No to chyba rzeczywiście nie znają tych zasad w tym konkretnym maku, bo tym razem nie było kolejki więc nie mogą zwalić na pośpiech 🙂
Bo w kanapce Zbójnickiej bekon jest między plackiem a mięsem, zgodnie z build-upem kanapki.
W gliwickiej „Korova Burger Bar” jest w stałej ofercie „Pyrburger” zawierający mięcho, ser, troche innych gratów no i placka ziemniaczanego. Jak będziecie w okolicy – wpadnijcie, nie pożałujecie
Słyszałem o tym miejscu nie raz. Jak będę w gliwicach to zajrzę 🙂
Burger z plackiem jadłem w Burger Kingu. Polecam.

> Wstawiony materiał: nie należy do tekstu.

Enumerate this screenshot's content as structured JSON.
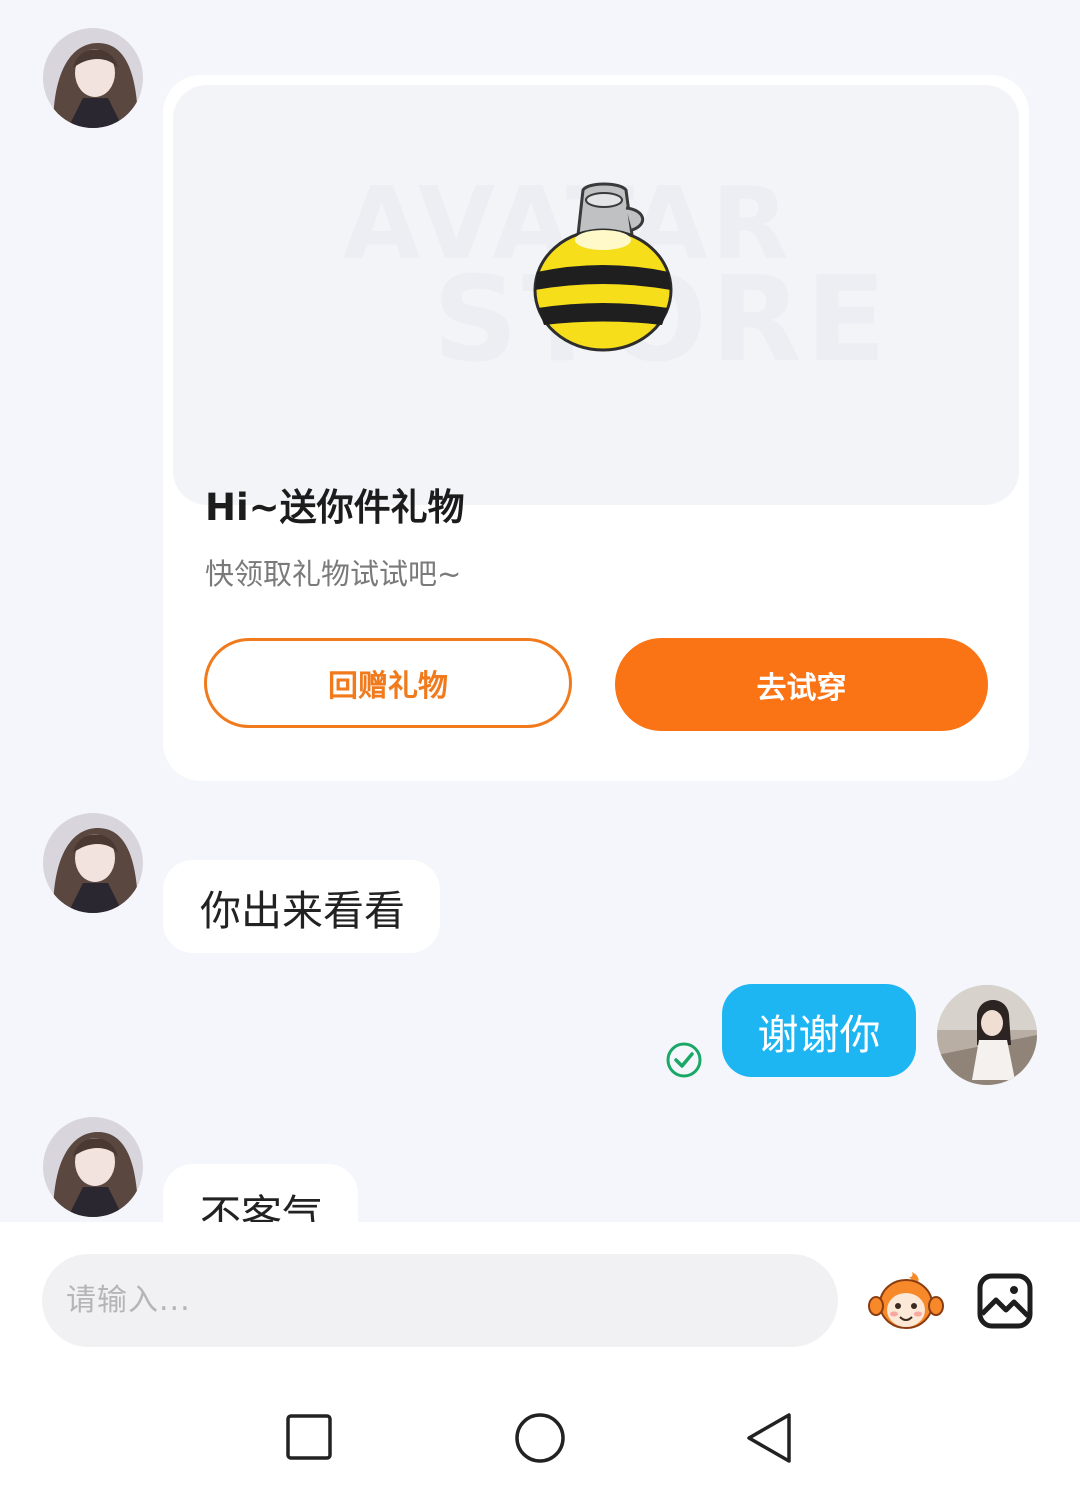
{
  "gift_card": {
    "title": "Hi~送你件礼物",
    "subtitle": "快领取礼物试试吧~",
    "watermark_line1": "AVATAR",
    "watermark_line2": "STORE",
    "return_gift_label": "回赠礼物",
    "try_on_label": "去试穿",
    "item_icon": "bee-pendant-icon"
  },
  "messages": [
    {
      "from": "other",
      "text": "你出来看看"
    },
    {
      "from": "self",
      "text": "谢谢你",
      "status": "read"
    },
    {
      "from": "other",
      "text": "不客气"
    }
  ],
  "input": {
    "placeholder": "请输入..."
  },
  "toolbar": {
    "emoji_icon": "monkey-emoji-icon",
    "image_icon": "image-icon"
  },
  "nav": {
    "icons": [
      "recent-apps-icon",
      "home-icon",
      "back-icon"
    ]
  },
  "colors": {
    "accent_orange": "#fa7314",
    "outgoing_bubble": "#1eb5f3",
    "read_check": "#1aa866",
    "background": "#f4f6fb"
  }
}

Konkretnie był to rodeo burger za 4,95
to krążki cebulowe nie placek
A ja powiem tyle, chciałabym jeść ile Ty… i pewnie chudy jak palec jesteś.
Nie powinnam wchodzić na tą stronę jak jestem głodna i na diecie haha, ale może na pół z kimś zjem taką kanapeczke
Jak palec to może i tak, ale bardziej ten duży u stopy :).

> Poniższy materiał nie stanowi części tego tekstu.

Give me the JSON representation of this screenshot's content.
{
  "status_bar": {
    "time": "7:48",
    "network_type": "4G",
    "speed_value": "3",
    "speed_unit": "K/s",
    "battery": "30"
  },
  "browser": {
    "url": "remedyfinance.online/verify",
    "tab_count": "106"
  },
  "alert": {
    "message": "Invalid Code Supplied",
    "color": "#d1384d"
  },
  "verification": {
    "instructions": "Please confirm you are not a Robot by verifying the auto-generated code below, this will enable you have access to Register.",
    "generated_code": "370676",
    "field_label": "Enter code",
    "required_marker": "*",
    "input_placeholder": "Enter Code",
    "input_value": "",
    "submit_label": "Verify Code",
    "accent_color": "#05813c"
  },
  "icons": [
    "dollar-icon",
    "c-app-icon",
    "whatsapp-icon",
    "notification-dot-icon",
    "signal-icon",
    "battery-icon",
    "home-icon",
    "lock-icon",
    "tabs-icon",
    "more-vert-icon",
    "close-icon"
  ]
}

Ale jak się ma 2m wzrostu, to i kalorii można przyjąć nieco więcej 😛
ponad 2 😛
Przez Ciebie drogi Panie Testerze muszę jechać do maka i wypróbować to dzieło…w tej chwili…
Czyli prawidłowo Kojot 😀
wow, aż tak dobry, no no… bałabym się tylko, że jest za tłusty i mnie po nim zmuli, ale kusisz 😀
polecam z bk http://burgerking.pl/en/us/menu-nutrition/burgery-202/burgery-grillowane-na-ogniu-332/angus-steakhouse-m2707/index.html muszę odświeżyć drwala i zbójnicka może będą ok:) w wawie w wola park dairy queen wersje fastfoodowa otwierają bo z lodami już działa
Ta kanapka z BK jest kolejna na liście testów fast foodowych :).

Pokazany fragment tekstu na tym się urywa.